On October 19, a Florida court will begin examining what OpenAI's internal records actually say about its own safety deliberations — and for the first time, the company will not be able to claim confidentiality as a shield. Florida Attorney General James Uthmeier has issued criminal subpoenas covering everything from ChatGPT's threat-assessment protocols to the company's leadership structure, spanning March 2024 through April 2026. That window includes June 2025, when OpenAI identified a Canadian user under 18 discussing gun violence scenarios, reviewed internal records, and made a deliberate choice not to refer the case to authorities. What the October 19 trial makes public is the exact threshold OpenAI applied, what its reviewers saw, who made the call, and whether the company's public account matches its internal files.
The case is the first attempt to apply accomplice liability law — a statute written for human beings — to an AI model. If the theory succeeds, any general-purpose AI system whose outputs contribute to a crime could be named as a defendant. If it fails, it becomes the outer boundary of how far prosecutors can stretch criminal law to software. Phoenix Ikner, now 21, is accused of using ChatGPT to plan an April 2025 shooting at Florida State University that killed two people and injured five. More than 200 AI-generated messages are in evidence. NPR News4Jax
Uthmeier has said publicly: if ChatGPT were a person, it would face murder charges, according to the Florida Attorney General's press release. The subpoenas issued in April cover everything from ChatGPT's threat-assessment protocols to the company's leadership structure, spanning March 2024 through April 2026. That window includes June 2025, when OpenAI identified Jesse Van Rootselaar — then under 18 — discussing gun violence scenarios with ChatGPT, reviewed internal records, and made a deliberate choice not to refer the case to authorities. Van Rootselaar is accused of killing nine people and injuring 27 others in Tumbler Ridge, British Columbia, CBC reports. Maya Gebala, 12, was shot three times and left with catastrophic brain damage, according to court filings cited by CBC. The account was closed. Nobody was called.
OpenAI confirmed receipt of the subpoenas and said it is reviewing them. The company disputes the active assistance framing, characterizing its responses as factual information available through public sources, The New York Times reports. The defense is expected to argue that a model has no intent, no knowledge of what its user planned, and no ability to refuse a query.

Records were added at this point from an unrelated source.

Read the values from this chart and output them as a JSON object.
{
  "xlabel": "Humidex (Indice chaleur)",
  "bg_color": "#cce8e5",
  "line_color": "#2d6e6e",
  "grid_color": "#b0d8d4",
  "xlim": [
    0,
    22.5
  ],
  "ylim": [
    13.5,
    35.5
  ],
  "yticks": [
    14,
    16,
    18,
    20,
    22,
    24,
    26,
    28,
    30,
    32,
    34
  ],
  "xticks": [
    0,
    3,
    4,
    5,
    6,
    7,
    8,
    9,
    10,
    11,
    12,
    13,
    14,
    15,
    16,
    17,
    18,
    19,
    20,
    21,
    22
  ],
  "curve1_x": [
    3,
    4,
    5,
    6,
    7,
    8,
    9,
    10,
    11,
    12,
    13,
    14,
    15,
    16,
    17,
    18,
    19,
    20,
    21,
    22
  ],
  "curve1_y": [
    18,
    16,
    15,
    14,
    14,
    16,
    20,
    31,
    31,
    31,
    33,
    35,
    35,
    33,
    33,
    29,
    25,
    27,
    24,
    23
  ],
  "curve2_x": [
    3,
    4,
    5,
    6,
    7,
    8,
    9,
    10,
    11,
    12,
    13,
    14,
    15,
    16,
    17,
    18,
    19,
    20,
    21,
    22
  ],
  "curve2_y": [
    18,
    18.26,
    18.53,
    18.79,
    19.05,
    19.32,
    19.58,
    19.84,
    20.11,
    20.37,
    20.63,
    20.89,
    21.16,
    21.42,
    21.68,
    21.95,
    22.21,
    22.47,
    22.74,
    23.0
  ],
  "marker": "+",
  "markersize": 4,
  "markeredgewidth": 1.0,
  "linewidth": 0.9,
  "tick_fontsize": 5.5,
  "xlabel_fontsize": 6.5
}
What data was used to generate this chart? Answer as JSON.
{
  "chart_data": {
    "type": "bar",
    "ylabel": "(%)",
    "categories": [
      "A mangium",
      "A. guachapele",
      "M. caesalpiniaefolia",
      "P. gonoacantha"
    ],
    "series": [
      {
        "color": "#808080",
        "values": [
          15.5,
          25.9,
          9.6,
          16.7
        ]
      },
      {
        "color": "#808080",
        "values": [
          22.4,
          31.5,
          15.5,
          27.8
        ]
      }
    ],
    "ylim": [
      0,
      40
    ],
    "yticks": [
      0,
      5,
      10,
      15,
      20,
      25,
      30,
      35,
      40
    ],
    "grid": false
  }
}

What October 19 will make public for the first time is the complete internal record around the Canadian flagging: the exact threshold OpenAI applied, what its reviewers saw, who made the call, and whether the company's public account matches its internal files. The company's own letter to the Canadian Minister, reviewed by The Wall Street Journal, shows it decided the threshold for imminent and credible risk was not met. That record is what converts the Florida case from a legal theory about AI outputs into a specific accountability question about what a company did when it had actual notice. Every major lab publishing general-purpose models is watching to see whether a court treats an AI company's internal safety deliberations as discoverable evidence when the outputs are alleged to have contributed to a crime.